Run the pilot through several real changes rather than a demonstration branch. A boundary that looks elegant but forces every feature through three interfaces is wrong or drawn at the wrong granularity. Conversely, some cross-module coordination is expected. The goal is not zero edges; it is understandable coupling whose cost is justified by the business operation.
Use a boundary scorecard as a conversation aid, not an optimizer. Record confidence and evidence date beside each signal. A module candidate supported by clean commit history but based on traces from one quiet week should be marked incomplete. Re-run the analysis after seasonal traffic, a major product launch, or a team reorganization. Boundary quality is partly temporal: a capability that once changed with everything else can become autonomous after policy and ownership mature.
Also inspect shared utilities. Logging adapters, clocks, identifiers, money types, and error envelopes may be legitimate platform dependencies, while a shared Common package containing customer, order, and billing models is usually domain coupling without ownership. Classify shared code as stable technical mechanism, governed cross-domain standard, or misplaced business behavior. Give the first two version and compatibility rules; move the third to its owning module and expose only the behavior peers need.
Key takeaways
- Define boundary outcomes before choosing module names or packages.

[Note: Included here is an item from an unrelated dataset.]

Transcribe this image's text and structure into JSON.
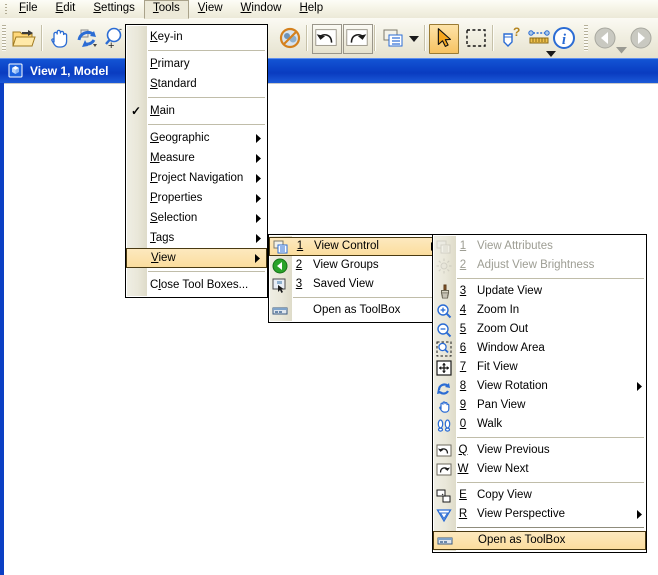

- Combine business, change, runtime, data, and ownership evidence; investigate disagreement between them.
- Normalize commit analysis and include rare but critical runtime workflows.

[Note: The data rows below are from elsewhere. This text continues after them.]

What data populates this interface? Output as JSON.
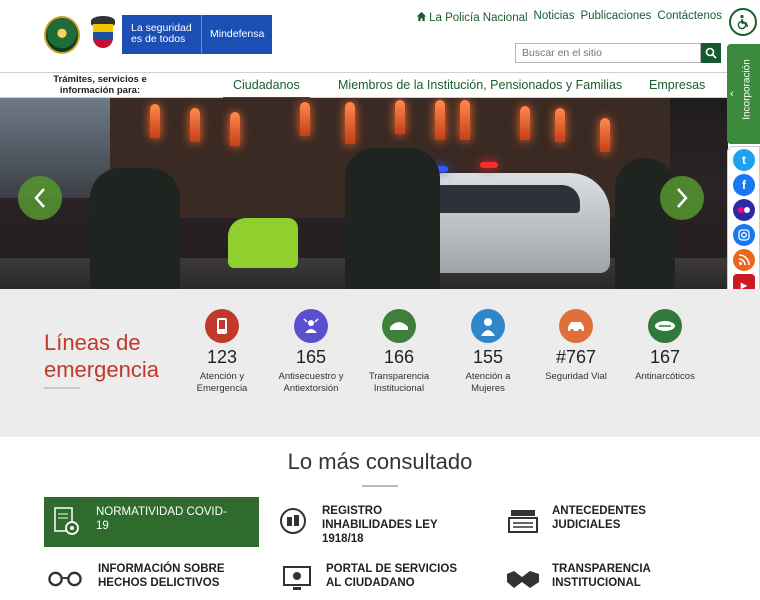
{
  "header": {
    "gov_text": "La seguridad es de todos",
    "ministry": "Mindefensa",
    "topnav": [
      "La Policía Nacional",
      "Noticias",
      "Publicaciones",
      "Contáctenos"
    ],
    "search_placeholder": "Buscar en el sitio"
  },
  "menu": {
    "intro": "Trámites, servicios e información para:",
    "items": [
      "Ciudadanos",
      "Miembros de la Institución, Pensionados y Familias",
      "Empresas"
    ]
  },
  "sidebar": {
    "incorporacion": "Incorporación",
    "social": [
      "twitter-icon",
      "facebook-icon",
      "flickr-icon",
      "instagram-icon",
      "rss-icon",
      "youtube-icon"
    ]
  },
  "emergency": {
    "title": "Líneas de emergencia",
    "lines": [
      {
        "num": "123",
        "label": "Atención y Emergencia",
        "color": "#c0392b"
      },
      {
        "num": "165",
        "label": "Antisecuestro y Antiextorsión",
        "color": "#5a4fcf"
      },
      {
        "num": "166",
        "label": "Transparencia Institucional",
        "color": "#3f7f3a"
      },
      {
        "num": "155",
        "label": "Atención a Mujeres",
        "color": "#2f87c9"
      },
      {
        "num": "#767",
        "label": "Seguridad Vial",
        "color": "#e0703a"
      },
      {
        "num": "167",
        "label": "Antinarcóticos",
        "color": "#2f7a3a"
      }
    ]
  },
  "consulted": {
    "title": "Lo más consultado",
    "items": [
      {
        "label": "NORMATIVIDAD COVID-19"
      },
      {
        "label": "REGISTRO INHABILIDADES LEY 1918/18"
      },
      {
        "label": "ANTECEDENTES JUDICIALES"
      },
      {
        "label": "INFORMACIÓN SOBRE HECHOS DELICTIVOS"
      },
      {
        "label": "PORTAL DE SERVICIOS AL CIUDADANO"
      },
      {
        "label": "TRANSPARENCIA INSTITUCIONAL"
      }
    ]
  },
  "colors": {
    "brand_green": "#1a5c2e",
    "gov_blue": "#1b4fb4",
    "emergency_red": "#c0392b"
  }
}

- Give every business fact one authoritative writer and document atomic invariants.
- Prove a boundary through real delivery, architecture tests, telemetry, and operational ownership before extracting a service.

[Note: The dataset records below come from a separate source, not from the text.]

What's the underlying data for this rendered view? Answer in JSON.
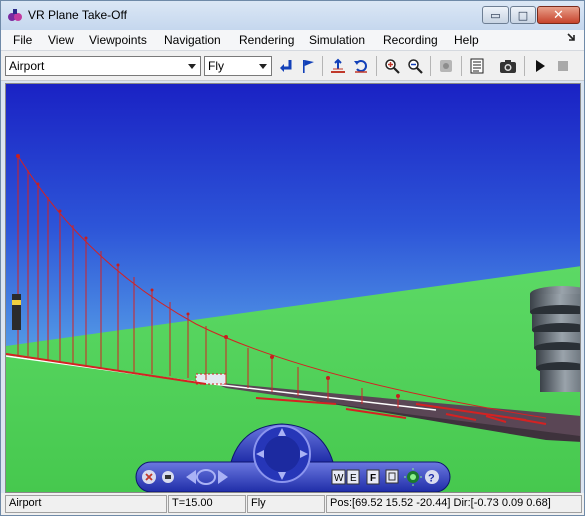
{
  "window": {
    "title": "VR Plane Take-Off",
    "minimize_glyph": "▭",
    "maximize_glyph": "□",
    "close_glyph": "✕"
  },
  "menu": {
    "items": [
      "File",
      "View",
      "Viewpoints",
      "Navigation",
      "Rendering",
      "Simulation",
      "Recording",
      "Help"
    ]
  },
  "toolbar": {
    "viewpoint_select": "Airport",
    "navigation_select": "Fly",
    "icons": [
      "return-viewpoint-icon",
      "create-viewpoint-icon",
      "straighten-up-icon",
      "undo-move-icon",
      "zoom-in-icon",
      "zoom-out-icon",
      "stop-icon",
      "scene-tree-icon",
      "screenshot-icon",
      "play-icon",
      "record-stop-icon"
    ]
  },
  "nav_panel": {
    "w_label": "W",
    "e_label": "E",
    "f_label": "F",
    "help_label": "?"
  },
  "status": {
    "viewpoint": "Airport",
    "time": "T=15.00",
    "mode": "Fly",
    "position": "Pos:[69.52 15.52 -20.44] Dir:[-0.73 0.09 0.68]"
  },
  "colors": {
    "sky_top": "#1d2fc9",
    "sky_bottom": "#7fd0ef",
    "ground": "#4fd35a",
    "runway": "#4a3a48",
    "cable": "#d42222"
  }
}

Frequently asked questions
How many modules should a modular monolith have?
There is no useful universal count. Start with business capabilities that have coherent rules and owners, then merge candidates that require pervasive shared transactions or split candidates that contain independent change streams. A small system may need only a few modules; a large one can support more if contracts remain narrow and ownership stays clear.
Can modules share one database?
Yes, physical database sharing is compatible with a modular monolith. Logical ownership still matters: schemas, permissions, repository APIs, and tests should prevent one module from changing another module’s data directly. Separate physical databases are an optional later choice, not the definition of modularity.
When should a module become a service?
Extract when independent deployment, scaling, technology, resilience, or regulatory isolation has a measured benefit that exceeds distributed-system cost. A well-enforced in-process boundary makes extraction safer, but it does not create a business case by itself.
Conclusion
Reliable modular monolith boundaries emerge from converging evidence and tested responsibility. Use domain language to propose candidates, repository and trace data to challenge them, data ownership and transactions to make them honest, and a delivery pilot to prove their value. The result is not a prettier monolith. It is a system whose coupling is visible, governed, and inexpensive enough for the way the organization actually changes software.